Ma il genio di Fassbinder, e la ragione per cui Martha è un'opera così perturbante, risiede nell'ambiguità del ruolo di Martha. Non è semplicemente una vittima passiva. La sua sottomissione ha radici più profonde. Fassbinder ce la presenta fin dall'inizio come una donna fragile, nevrotica, cresciuta all'ombra di un padre opprimente e di una cultura repressiva. C'è in lei una sorta di predisposizione al giogo, un masochismo latente che Helmut, con l'istinto di un predatore, riconosce e sfrutta. La famosa scena sulla montagna russa, dove il terrore di lei si mescola a una strana forma di eccitazione erotica, è emblematica. La paura e il desiderio, la sottomissione e una perversa forma di sicurezza, si fondono in un nodo inestricabile. Lei non desidera il dolore, ma forse desidera la fine dell'incertezza, la liberazione dalla terribile fatica della libertà e della scelta. In un mondo che la terrorizza, la tirannia di Helmut le offre, paradossalmente, una struttura, un ordine. È un'idea terrificante che anticipa di decenni opere come La pianista di Haneke, dove la perversione è l'unica grammatica emotiva possibile per anime danneggiate.

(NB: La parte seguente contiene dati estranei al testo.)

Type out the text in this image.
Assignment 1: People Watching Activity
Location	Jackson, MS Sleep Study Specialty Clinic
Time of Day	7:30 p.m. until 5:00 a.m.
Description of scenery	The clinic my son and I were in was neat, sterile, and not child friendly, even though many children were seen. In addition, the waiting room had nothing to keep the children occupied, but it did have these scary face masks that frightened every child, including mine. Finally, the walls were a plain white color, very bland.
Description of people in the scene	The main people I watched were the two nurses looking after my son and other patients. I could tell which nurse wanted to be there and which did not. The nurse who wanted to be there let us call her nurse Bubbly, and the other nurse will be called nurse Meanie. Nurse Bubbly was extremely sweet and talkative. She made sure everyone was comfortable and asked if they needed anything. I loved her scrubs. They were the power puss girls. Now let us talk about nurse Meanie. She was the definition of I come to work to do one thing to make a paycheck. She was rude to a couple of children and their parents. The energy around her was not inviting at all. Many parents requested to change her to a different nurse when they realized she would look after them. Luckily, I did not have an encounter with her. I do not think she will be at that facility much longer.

La regia di Fassbinder è un saggio di cinema. La macchina da presa non si limita a registrare l'azione, ma la commenta, la giudica, la imprigiona. I movimenti fluidi e complessi di Ballhaus creano un senso di claustrofobia onnisciente. Gli specchi e le superfici riflettenti sono onnipresenti, a frammentare l'identità di Martha, a mostrarla costantemente sotto lo sguardo di qualcun altro (Helmut, la cinepresa, noi). Le inquadrature attraverso porte e finestre (un altro omaggio a Sirk, ma anche a Hitchcock) la inscatolano costantemente in cornici dentro la cornice, sottolineando la sua condizione di reclusa. È un formalismo esasperato che però non è mai gratuito: la forma è il contenuto. L'estetica del film è la sua etica, o meglio, la sua assenza.

Se si dovesse cercare un discendente contemporaneo dello spirito di Martha, lo si potrebbe trovare, per vie traverse, in Phantom Thread di Paul Thomas Anderson. Anche lì, una relazione è un campo di battaglia per il controllo, un sistema chiuso di regole e rituali, dove l'amore è indistinguibile dalla dipendenza e dalla sopraffazione. Ma dove Anderson lascia uno spiraglio a una negoziazione perversa del potere, a un equilibrio tossico ma funzionale, Fassbinder chiude ogni porta. Il finale di Martha è di un nichilismo assoluto, di una crudeltà logica che lascia senza fiato. Dopo un disperato tentativo di fuga, un incidente d'auto la lascia paralizzata dalla vita in giù. Ora è completamente dipendente da Helmut. Il suo sogno di liberazione si è trasformato nella sua condanna definitiva. Helmut, con un sorriso serafico, può finalmente prendersi cura di lei, possederla totalmente, senza più alcuna resistenza. Il suo progetto è compiuto. Il cerchio si è chiuso, la rotazione è completa. E a noi non resta che il ronzio nelle orecchie, il riverbero di un capolavoro gelido e perfetto, un trattato implacabile sulla silenziosa brutalità che si nasconde dietro la carta da parati dei salotti buoni.